Five US soldiers have been killed in a roadside bomb attack in the northern Iraqi city of Mosul, the US military has said.
A patrol that was hit in the explosion then came under small arms fire before US and Iraqi forces secured the area, Reuters news agency reports.
Iraqi Prime Minister Nouri Maliki announced the start of a major offensive in Mosul on Friday.
The ethnically mixed city has seen a rise in violence over the last year.
US commanders have said that Mosul is now the last large city with a significant al-Qaeda presence, after militants were driven from the Iraqi capital and Anbar province.
Last Wednesday the city was rocked by an explosion at a block of flats believed to house a bomb-making factory that left at least 34 people dead and hundreds injured.

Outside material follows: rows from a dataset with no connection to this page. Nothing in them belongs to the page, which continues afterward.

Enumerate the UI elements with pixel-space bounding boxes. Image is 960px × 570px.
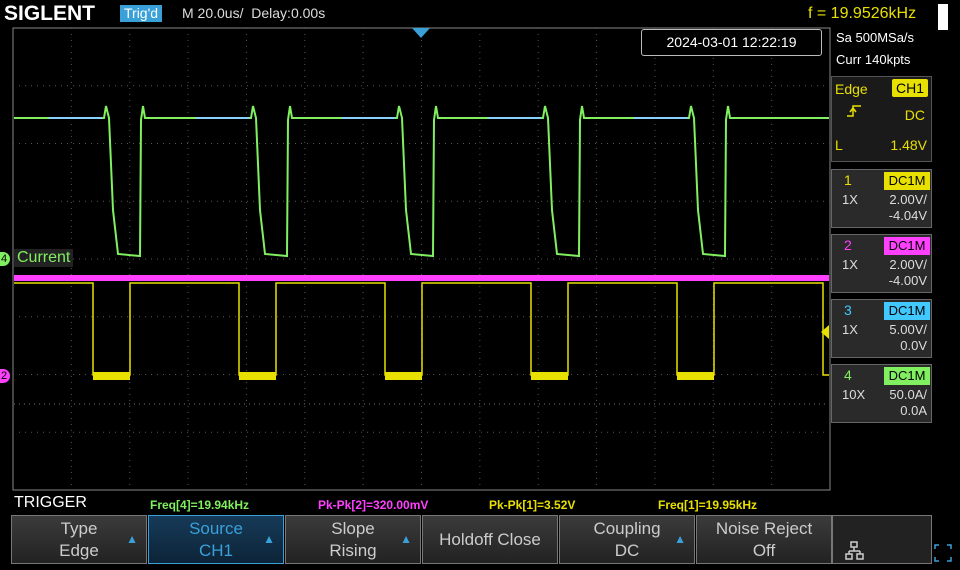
channel-number: 4 — [844, 367, 852, 383]
softkey-holdoff-button[interactable]: Holdoff Close — [422, 515, 558, 564]
network-icon — [845, 541, 864, 560]
trigger-info-panel[interactable]: Edge CH1 DC L 1.48V — [831, 76, 932, 162]
channel-scale: 50.0A/ — [889, 387, 927, 402]
softkey-type-button[interactable]: Type Edge ▲ — [11, 515, 147, 564]
softkey-slope-button[interactable]: Slope Rising ▲ — [285, 515, 421, 564]
channel-probe: 1X — [842, 322, 858, 337]
measurement-4: Freq[1]=19.95kHz — [658, 498, 758, 512]
channel-offset: -4.04V — [888, 208, 927, 223]
channel-1-panel[interactable]: 1 DC1M 1X 2.00V/-4.04V — [831, 169, 932, 228]
channel-number: 3 — [844, 302, 852, 318]
trigger-source-badge: CH1 — [892, 79, 928, 97]
network-button[interactable] — [832, 515, 932, 564]
channel-coupling-badge: DC1M — [884, 302, 930, 320]
trigger-level-value: 1.48V — [890, 137, 927, 153]
channel-probe: 1X — [842, 257, 858, 272]
up-arrow-icon: ▲ — [400, 532, 412, 546]
measurement-2: Pk-Pk[2]=320.00mV — [318, 498, 429, 512]
menu-title: TRIGGER — [14, 494, 87, 511]
channel-offset: 0.0V — [900, 338, 927, 353]
channel-coupling-badge: DC1M — [884, 237, 930, 255]
up-arrow-icon: ▲ — [674, 532, 686, 546]
channel-scale: 2.00V/ — [889, 257, 927, 272]
channel-3-panel[interactable]: 3 DC1M 1X 5.00V/0.0V — [831, 299, 932, 358]
softkey-value: Off — [752, 541, 776, 560]
channel-4-panel[interactable]: 4 DC1M 10X 50.0A/0.0A — [831, 364, 932, 423]
channel-coupling-badge: DC1M — [884, 367, 930, 385]
date-time-display: 2024-03-01 12:22:19 — [641, 29, 822, 56]
softkey-label: Holdoff Close — [439, 530, 541, 549]
softkey-source-button[interactable]: Source CH1 ▲ — [148, 515, 284, 564]
channel-scale: 2.00V/ — [889, 192, 927, 207]
channel-number: 2 — [844, 237, 852, 253]
softkey-coupling-button[interactable]: Coupling DC ▲ — [559, 515, 695, 564]
memory-depth: Curr 140kpts — [836, 52, 911, 67]
measurement-3: Pk-Pk[1]=3.52V — [489, 498, 576, 512]
trigger-level-label: L — [835, 137, 843, 153]
channel-2-panel[interactable]: 2 DC1M 1X 2.00V/-4.00V — [831, 234, 932, 293]
up-arrow-icon: ▲ — [126, 532, 138, 546]
ch4-label: Current — [14, 249, 74, 267]
trigger-type: Edge — [835, 81, 868, 97]
softkey-noise-reject-button[interactable]: Noise Reject Off — [696, 515, 832, 564]
channel-offset: -4.00V — [888, 273, 927, 288]
ch2-waveform — [14, 275, 829, 281]
measurement-1: Freq[4]=19.94kHz — [150, 498, 250, 512]
channel-number: 1 — [844, 172, 852, 188]
channel-probe: 10X — [842, 387, 866, 402]
sample-rate: Sa 500MSa/s — [836, 30, 915, 45]
waveform-display[interactable] — [0, 0, 960, 564]
softkey-label: Noise Reject — [715, 519, 813, 538]
trigger-coupling: DC — [904, 107, 925, 123]
channel-probe: 1X — [842, 192, 858, 207]
up-arrow-icon: ▲ — [263, 532, 275, 546]
rising-edge-icon — [846, 103, 862, 119]
fullscreen-icon[interactable] — [934, 544, 952, 562]
channel-scale: 5.00V/ — [889, 322, 927, 337]
channel-offset: 0.0A — [900, 403, 927, 418]
channel-coupling-badge: DC1M — [884, 172, 930, 190]
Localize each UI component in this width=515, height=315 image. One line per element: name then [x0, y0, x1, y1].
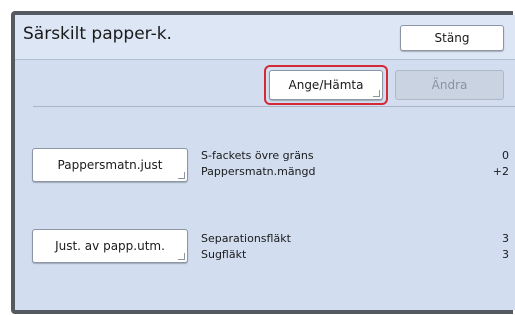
special-paper-panel: Särskilt papper-k. Stäng Ange/Hämta Ändr… — [15, 15, 515, 310]
divider — [33, 106, 515, 107]
setting-label: Separationsfläkt — [201, 232, 291, 245]
set-fetch-button[interactable]: Ange/Hämta — [269, 70, 383, 100]
setting-label: Pappersmatn.mängd — [201, 165, 316, 178]
setting-label: S-fackets övre gräns — [201, 149, 314, 162]
close-button[interactable]: Stäng — [400, 25, 504, 51]
setting-value: 0 — [502, 149, 509, 162]
page-title: Särskilt papper-k. — [23, 24, 172, 44]
setting-label: Sugfläkt — [201, 248, 247, 261]
change-button[interactable]: Ändra — [395, 70, 504, 100]
setting-value: 3 — [502, 232, 509, 245]
header-bar: Särskilt papper-k. Stäng — [15, 15, 515, 60]
paper-feed-adjust-button[interactable]: Pappersmatn.just — [32, 148, 188, 182]
setting-value: +2 — [492, 165, 509, 178]
setting-value: 3 — [502, 248, 509, 261]
paper-output-adjust-button[interactable]: Just. av papp.utm. — [32, 229, 188, 263]
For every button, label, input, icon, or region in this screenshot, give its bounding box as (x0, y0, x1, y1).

A day later, a local police chief and two officers were killed in an ambush as they toured the scene of the blast.
Mr Maliki announced then what he said would be a "decisive" operation, and Iraqi army tanks and helicopters began to arrive in the city along with troop reinforcements on Sunday.
Elsewhere in Iraq, allies of the radical Shia cleric Moqtada Sadr said on Monday that they had urged him to follow through on threats not to extend a ceasefire agreed by his militia, the Mehdi Army.
They are angry at the continued pursuit by US and Iraqi forces of so-called rogue elements not observing the ceasefire.
The cleric and his supporters have also alleged that rival Shia militias have continued to operate within the Iraqi security forces and target their followers.
The six-month truce, due to expire at the end of February, is seen as one of the key causes of a sharp drop in violence in and around Baghdad.
An increase in US troop numbers has also been credited with reducing the violence.